In order to prepare the synapse to receive the next signal when it comes, neurotransmitters must be removed from the synaptic cleft so that new signals can be discriminated from old ones. To this end, proteins called reuptake transporters rapidly remove neurotransmitter molecules from the synaptic cleft, returning the molecules to the neuron that released them. This entire sequence of events constituting neurotransmitter-based signaling at a synapse is over in a flash—perhaps one-thousandth of a second. And at every instant of our lives, this process is occurring at trillions of synaptic connections in the brain.
Ever since the first commercial antidepressant drugs were introduced nearly sixty years ago, there has been a consistent finding that these medications increase the availability of certain neurotransmitters for signaling at synapses. From this was born the idea that depressed mood was related to some sort of underactivity in brain circuits using serotonin, norepinephrine, or perhaps some other neurotransmitter for signaling. Prolonging the action of serotonin, for example, at synapses was seen as providing a boost to underactive circuits. Depression and anxiety increasingly came to be viewed as kinds of “chemical imbalances” in the brain, and antidepressant medications were promoted as agents to correct these imbalances. Pharmaceutical companies continue to endorse these ideas in advertising targeted to healthcare professionals as well as to consumers. But the story just isn’t that simple.
Relationships surely exist between brain chemistry, neural connectivity, and emotion. These relationships are complex, no doubt involve numerous circuits within the brain, and are far from being understood. Recent scientific studies suggest that antidepressant medications have effects on gene expression that lead to the production of nerve growth factors, and the subsequent growth of new synaptic connections and even new nerve cells. These could be very relevant components of the clinical efficacy of these drugs. But we’re still likely only glimpsing the tip of the iceberg.
It is true that antidepressant medications are helpful to some individuals some of the time. Even in these cases, however, the drugs will be most helpful when used in conjunction with psychotherapy and other practices that contribute to learning and consolidating desirable behaviors.
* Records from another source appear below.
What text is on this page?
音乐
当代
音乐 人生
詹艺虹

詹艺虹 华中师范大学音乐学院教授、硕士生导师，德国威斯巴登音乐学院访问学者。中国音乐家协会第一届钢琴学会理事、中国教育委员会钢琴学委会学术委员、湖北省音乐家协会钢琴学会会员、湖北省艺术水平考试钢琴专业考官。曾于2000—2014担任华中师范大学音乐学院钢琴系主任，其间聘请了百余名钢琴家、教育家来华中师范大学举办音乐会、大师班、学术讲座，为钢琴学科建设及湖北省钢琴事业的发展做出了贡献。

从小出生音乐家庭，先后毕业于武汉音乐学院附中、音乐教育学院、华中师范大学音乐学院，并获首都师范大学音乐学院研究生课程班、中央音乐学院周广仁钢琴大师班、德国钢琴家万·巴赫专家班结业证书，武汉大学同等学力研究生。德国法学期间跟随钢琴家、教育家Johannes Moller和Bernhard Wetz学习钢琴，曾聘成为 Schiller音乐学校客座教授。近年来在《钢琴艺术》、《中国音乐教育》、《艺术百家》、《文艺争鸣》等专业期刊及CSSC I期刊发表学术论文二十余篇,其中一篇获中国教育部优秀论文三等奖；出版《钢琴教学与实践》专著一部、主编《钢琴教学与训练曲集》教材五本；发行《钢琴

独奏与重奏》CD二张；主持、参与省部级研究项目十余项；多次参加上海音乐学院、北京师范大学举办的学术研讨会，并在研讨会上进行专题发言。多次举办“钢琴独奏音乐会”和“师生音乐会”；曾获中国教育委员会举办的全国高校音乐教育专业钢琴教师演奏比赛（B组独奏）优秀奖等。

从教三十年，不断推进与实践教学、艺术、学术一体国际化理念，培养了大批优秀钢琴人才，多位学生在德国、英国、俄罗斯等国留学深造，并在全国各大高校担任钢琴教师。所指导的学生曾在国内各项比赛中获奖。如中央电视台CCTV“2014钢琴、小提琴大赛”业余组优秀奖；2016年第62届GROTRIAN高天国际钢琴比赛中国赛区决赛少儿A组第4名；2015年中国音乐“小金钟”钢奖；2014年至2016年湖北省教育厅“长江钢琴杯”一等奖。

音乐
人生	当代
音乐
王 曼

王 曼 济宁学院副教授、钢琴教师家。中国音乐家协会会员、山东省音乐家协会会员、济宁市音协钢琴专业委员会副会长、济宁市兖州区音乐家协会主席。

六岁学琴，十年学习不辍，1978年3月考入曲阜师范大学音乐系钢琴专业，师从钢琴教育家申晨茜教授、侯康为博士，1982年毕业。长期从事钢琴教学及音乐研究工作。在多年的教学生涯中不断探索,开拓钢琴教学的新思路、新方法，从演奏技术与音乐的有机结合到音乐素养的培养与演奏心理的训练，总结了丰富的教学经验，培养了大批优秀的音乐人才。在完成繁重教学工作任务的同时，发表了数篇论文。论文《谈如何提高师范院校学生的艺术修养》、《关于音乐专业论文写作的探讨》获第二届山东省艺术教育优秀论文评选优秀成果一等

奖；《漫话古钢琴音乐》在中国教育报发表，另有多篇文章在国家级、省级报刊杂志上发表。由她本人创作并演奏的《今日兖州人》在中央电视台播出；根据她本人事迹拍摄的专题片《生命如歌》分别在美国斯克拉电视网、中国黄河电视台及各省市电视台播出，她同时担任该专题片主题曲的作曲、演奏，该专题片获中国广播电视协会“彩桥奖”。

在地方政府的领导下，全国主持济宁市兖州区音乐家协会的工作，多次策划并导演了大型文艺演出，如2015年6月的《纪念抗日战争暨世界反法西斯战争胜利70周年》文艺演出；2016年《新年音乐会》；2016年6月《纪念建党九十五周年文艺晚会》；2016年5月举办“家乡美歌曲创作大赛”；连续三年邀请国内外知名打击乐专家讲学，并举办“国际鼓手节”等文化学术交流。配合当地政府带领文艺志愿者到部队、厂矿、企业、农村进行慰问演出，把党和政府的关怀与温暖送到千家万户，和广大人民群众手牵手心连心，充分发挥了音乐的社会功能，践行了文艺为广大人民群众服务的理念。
Psychotherapy using a variety of techniques—including those drawn from mindfulness practices—helps make the changes stick, with or without the drugs. And attending to a healthy lifestyle seems to add to the recovery process.
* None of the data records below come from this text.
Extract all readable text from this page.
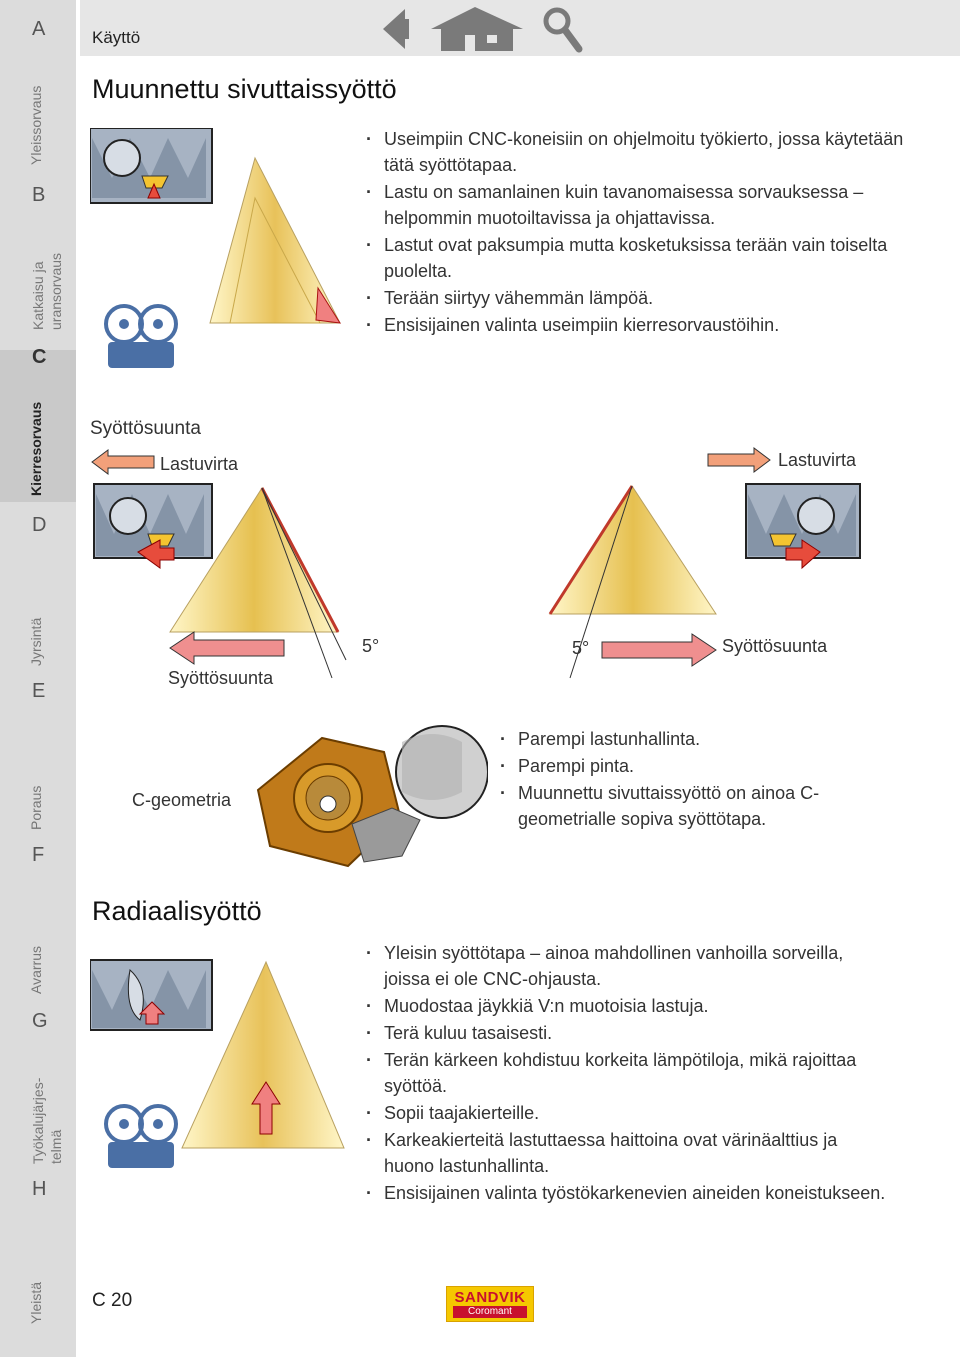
A
Yleissorvaus
B
Katkaisu ja uransorvaus
C
Kierresorvaus
D
Jyrsintä
E
Poraus
F
Avarrus
G
Työkalujärjes- telmä
H
Yleistä
Käyttö
Muunnettu sivuttaissyöttö
· Useimpiin CNC-koneisiin on ohjelmoitu työkierto, jossa käytetään tätä syöttötapaa.
· Lastu on samanlainen kuin tavanomaisessa sorvauksessa – helpommin muotoiltavissa ja ohjattavissa.
· Lastut ovat paksumpia mutta kosketuksissa terään vain toiselta puolelta.
· Terään siirtyy vähemmän lämpöä.
· Ensisijainen valinta useimpiin kierresorvaustöihin.
Syöttösuunta
Lastuvirta	Lastuvirta
Syöttösuunta
5°	5°	Syöttösuunta
C-geometria
· Parempi lastunhallinta.
· Parempi pinta.
· Muunnettu sivuttaissyöttö on ainoa C-geometrialle sopiva syöttötapa.
Radiaalisyöttö
· Yleisin syöttötapa – ainoa mahdollinen vanhoilla sorveilla, joissa ei ole CNC-ohjausta.
· Muodostaa jäykkiä V:n muotoisia lastuja.
· Terä kuluu tasaisesti.
· Terän kärkeen kohdistuu korkeita lämpötiloja, mikä rajoittaa syöttöä.
· Sopii taajakierteille.
· Karkeakierteitä lastuttaessa haittoina ovat värinäalttius ja huono lastunhallinta.
· Ensisijainen valinta työstökarkenevien aineiden koneistukseen.
C 20	SANDVIK
Coromant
One thing contemporary neuroscience has established is that practicing new behaviors lays down new neural tracts in the brain that get strengthened with repeated use over time. It may be that by perturbing brain physiology, certain drugs facilitate the change of neural connections in the brain. But these changes by chemicals alone are most likely temporary. Real transformation comes from intention, action and practice.